GIUDAISMO E ANTISEMITISMO. Per Kubler “questa pellicola si rivela forse, contro ogni attesa, come il primo film in cui viene reso bene il giudaismo di Gesù: a più riprese, infatti, egli risponde con un Salmo a ciò che deve subire, e la stessa Maria, informata dell’arresto del figlio, ne cerca il senso nelle parole della Haggadah, il rituale della Pasqua ebraica”. Forte preoccupazione sul possibile riaccendersi di atteggiamenti antisemiti esprime invece ABRAHAM FOXMAN, presidente della Lega antidiffamazione impegnata contro l’antisemitismo: “Il film non è antisemita, ma le sue conseguenze, il suo impatto, il suo messaggio possono alimentare l’antisemitismo”. Di “manicheismo” che separa nettamente gli ebrei “dipinti in maniera sinistra, tutti in nero” dai buoni, parla senza mezzi termini il rabbino GARY BRETTON-GRANATOOR. “Con questo film afferma si ritorna indietro di quarant’anni circa la responsabilità della morte di Cristo. Temo che, una volta uscito in Dvd e tradotto in polacco, in arabo si assisterà a un ritorno importante dell’antisemitismo”. A gettare acqua sul fuoco il chiarimento di Kubler: “Non vi è nulla di antisemita (nel film, ndr). Mai viene suggerita la colpevolezza del popolo ebraico, come tale, verso la morte di Gesù; sono sempre i sommi sacerdoti a brigare presso i romani e a manipolare la folla dalla quale, tuttavia, emergono alcune proteste contro il trattamento riservato a Cristo”. Sulla questione interviene anche l’arcivescovo di New York, card. EDWAR EGAN, con una lettera alle sue 413 parrocchie in cui auspica “saggezza” e precisa: “Gesù ha donato la sua vita; nessuno gliel’ha tolta”. “Questo film deve costituire per gli ebrei e i cristiani un’opportunità di sempre maggiore approfondimento dei legami che li uniscono” aggiungono al Consiglio americano delle Chiese.
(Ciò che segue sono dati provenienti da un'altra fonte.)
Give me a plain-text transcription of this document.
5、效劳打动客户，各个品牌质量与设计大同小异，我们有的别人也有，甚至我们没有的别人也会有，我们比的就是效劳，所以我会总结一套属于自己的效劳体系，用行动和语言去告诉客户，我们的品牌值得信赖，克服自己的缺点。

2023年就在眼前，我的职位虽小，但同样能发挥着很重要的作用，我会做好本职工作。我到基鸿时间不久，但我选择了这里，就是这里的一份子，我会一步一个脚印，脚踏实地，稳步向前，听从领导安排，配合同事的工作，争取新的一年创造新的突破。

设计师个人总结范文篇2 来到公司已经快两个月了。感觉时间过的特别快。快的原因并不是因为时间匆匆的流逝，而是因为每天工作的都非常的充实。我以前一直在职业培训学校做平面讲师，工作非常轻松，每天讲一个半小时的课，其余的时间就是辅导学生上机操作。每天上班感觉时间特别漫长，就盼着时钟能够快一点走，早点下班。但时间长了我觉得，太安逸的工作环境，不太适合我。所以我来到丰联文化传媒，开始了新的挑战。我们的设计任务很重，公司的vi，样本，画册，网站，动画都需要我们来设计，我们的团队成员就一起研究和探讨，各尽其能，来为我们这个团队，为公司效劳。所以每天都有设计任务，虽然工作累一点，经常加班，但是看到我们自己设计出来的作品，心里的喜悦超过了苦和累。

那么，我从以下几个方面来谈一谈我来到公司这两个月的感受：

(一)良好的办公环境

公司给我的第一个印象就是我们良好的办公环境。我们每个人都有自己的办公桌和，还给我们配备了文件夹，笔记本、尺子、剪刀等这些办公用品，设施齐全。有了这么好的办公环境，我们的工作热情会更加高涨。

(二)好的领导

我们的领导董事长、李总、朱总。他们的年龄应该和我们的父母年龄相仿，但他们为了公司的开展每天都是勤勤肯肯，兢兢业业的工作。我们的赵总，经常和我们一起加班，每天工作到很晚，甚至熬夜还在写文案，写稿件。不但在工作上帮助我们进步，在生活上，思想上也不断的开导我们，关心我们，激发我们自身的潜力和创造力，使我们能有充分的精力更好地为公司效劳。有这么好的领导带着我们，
IL BUSINESS. “Riconoscendo di avere girato un ‘film estremo’ annota MARIE BOETON Gibson conta di sedurre anche i giovani americani abituati a un altissimo grado di violenza nel cinema”. Per lo storico DANIEL FRANKFORTER, il regista “è il primo ad aggiungere la crocifissione alla lista delle scene ultraviolente girate a Hollywood”.
La difesa di Gibson. “È la prima volta che sperimento una furia di questo genere”. Così Mel Gibson si confida a Gabrielle Donnelly sul quotidiano cattolico inglese “The Catholic Herald” in merito alle polemiche che il suo film ha suscitato subito dopo le prime proiezioni negli Stati Uniti. Le accuse più forti sono arrivate dalle comunità ebraiche che hanno parlato di un film “antisemita”. Gibson nega che il film abbia voluto “ravvivare l’antica disputa su chi doveva ricadere la vergogna della crocifissione”. “Non ho voluto dire precisa l’attore che gli ebrei hanno ucciso Gesù. Penso piuttosto che tutti noi abbiamo ucciso Gesù perché Lui è morto per i peccati di tutti gli uomini di tutti i tempi. Metto me stesso sulle linea di questa colpa. È così che i cristiani, i veri cristiani anche se ci sono sempre dei bigotti che distorcono le cose guardano alla loro fede”. La giornalista del quotidiano britannico prende le difese di Gibson e scrive: “Questo non è un film sull’antisemitismo È piuttosto una storia tragica ed universale della morte di un uomo innocente Una storia che potrebbe essere accaduta in ogni tempo e in ogni luogo”.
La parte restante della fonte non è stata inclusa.